Kuya Silver upsizes brokered placement to C$25.5M, issues 25.5M units
Kuya Silver raised its brokered placement to C$25.5 million by issuing 25.5 million units at C$1.00, each paired with a 36-month warrant at C$1.30. Net proceeds will enhance processing capacity at the Bethania silver project in Peru, advance Silver Kings exploration in Ontario and fund general working capital.
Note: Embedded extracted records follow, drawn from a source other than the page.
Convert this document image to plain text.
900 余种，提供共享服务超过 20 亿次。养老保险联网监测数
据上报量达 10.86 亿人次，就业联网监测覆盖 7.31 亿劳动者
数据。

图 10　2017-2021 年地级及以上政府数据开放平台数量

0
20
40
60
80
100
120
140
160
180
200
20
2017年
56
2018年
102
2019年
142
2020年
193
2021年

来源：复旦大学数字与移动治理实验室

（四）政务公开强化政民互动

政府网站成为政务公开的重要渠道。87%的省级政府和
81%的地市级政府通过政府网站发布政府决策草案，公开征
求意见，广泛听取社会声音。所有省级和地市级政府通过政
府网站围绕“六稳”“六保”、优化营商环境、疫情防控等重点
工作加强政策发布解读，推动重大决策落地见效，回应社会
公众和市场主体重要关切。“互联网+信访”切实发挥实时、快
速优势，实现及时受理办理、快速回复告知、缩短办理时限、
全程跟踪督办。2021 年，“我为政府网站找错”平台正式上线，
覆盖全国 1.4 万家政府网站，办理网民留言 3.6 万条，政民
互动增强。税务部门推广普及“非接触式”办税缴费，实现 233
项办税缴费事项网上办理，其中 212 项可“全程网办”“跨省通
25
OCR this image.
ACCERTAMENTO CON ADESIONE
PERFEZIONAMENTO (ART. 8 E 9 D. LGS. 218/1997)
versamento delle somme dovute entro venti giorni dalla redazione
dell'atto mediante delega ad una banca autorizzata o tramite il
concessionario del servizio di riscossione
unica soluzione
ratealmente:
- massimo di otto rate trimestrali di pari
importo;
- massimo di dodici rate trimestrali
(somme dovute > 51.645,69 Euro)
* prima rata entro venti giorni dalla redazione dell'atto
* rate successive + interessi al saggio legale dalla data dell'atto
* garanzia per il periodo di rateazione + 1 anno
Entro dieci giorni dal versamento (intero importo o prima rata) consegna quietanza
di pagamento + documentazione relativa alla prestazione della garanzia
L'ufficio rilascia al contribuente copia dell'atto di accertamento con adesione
1. Upsized Brokered Private Placement Driven by Investor Demand
Kuya Silver Corporation has increased its brokered private placement from C$15 million to C$25.5 million following strong subscription levels. The upsized placement is split between C$15.5 million under the Listed Issuer Financing Exemption and C$10 million under OSC Rule 72-503. Co-led by A.G.P. Canada Investments ULC and Integrity Capital Group Inc., the financing will issue up to 25.5 million units at C$1.00 per unit, reflecting robust institutional and accredited investor interest.
2. Unit Structure and Warrant Coverage
Each unit comprises one common share and one-half of a common share purchase warrant, with each full warrant exercisable to acquire one share at C$1.30 for 36 months. The structure delivers enhanced shareholder leverage: full subscription of 25.5 million units would generate 12.75 million warrants, offering potential incremental capital of up to C$16.6 million if fully exercised.
3. Allocation of Proceeds to Processing Capacity and Exploration
Net proceeds will prioritize vertical integration at the Bethania silver mine in Peru, funding the acquisition or development of concentrate processing facilities—either through purchase of existing operations or new equipment. Additional funds will support ongoing drill programs at the Silver Kings project in Ontario and general corporate and working capital requirements. This targeted capital allocation aims to de‐risk production and capture greater margin from concentrate throughput.
4. Multi-Tranche Closing Schedule and Regulatory Approvals
The placement is scheduled to close in tranches, with the first tranche anticipated on or about January 14, 2026 and final closing by February 20, 2026. The Company must secure required approvals, including from the Canadian Securities Exchange. Units issued under both exemptions will be free of Canadian statutory hold periods, facilitating immediate trading post-closing in applicable jurisdictions.